The OpenPrinting group met to work on improving printing in Linux with the typically laudable goal of “just work.” They have come to a solution they feel is a good interim step toward an undefined future. They are going ahead with plans to provide an automagic way of downloading and using proprietary printer drivers from within the printing dialogs. This situation is analaguous to providing a way to access proprietary multimedia codecs, which Fedora tried to solve with CodecBuddy, one of the greyer parts of the project’s history. I felt that mistake was made and lesson well (l)earned.
This automagic tool gives the printer manufacturers a way out instead of doing the right thing, that is, working on opening printer drivers or at least opening their standards so equivalent free drivers can be implemented. I was just lurking in person while Tim was on the conference call, but I had to interrupt the meeting to make sure all there understood.
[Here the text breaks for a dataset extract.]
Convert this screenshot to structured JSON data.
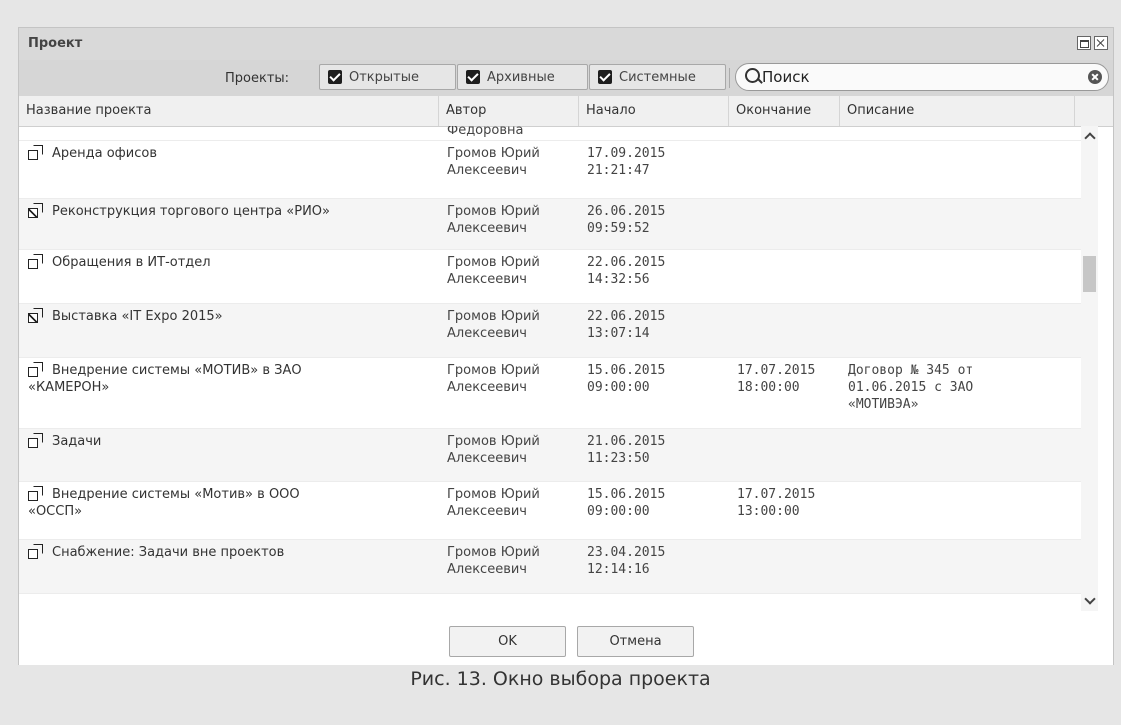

Their plan to write an application with the sole purpose to download and use/install proprietary code was not going to have an easy time passing Fedora package review. In the end, the only thing it can deliver in Fedora are free drivers, and those are or should be packaged and already in the distro.
Even if the tool does make its way to Fedora, it still may not make it in to the next version of Red Hat Enterprise Linux, and even if there, the printing companies are still likely to negotiate individually with Red Hat to get proprietary drivers available in RHEL. Nobody there seemed to have a problem with this.
I did not walk away feeling the state of printing in Linux was improved with this situation, although I’m sure millions of users will disagree with me. Don’t those users realize this is a bandage over the situation that is made this way because of the printing manufacturers? A bandage does not heal a wound or remove an infection. Instead of a holistic solution that treats the whole body, we have a festering wound that is going to require surgery one day.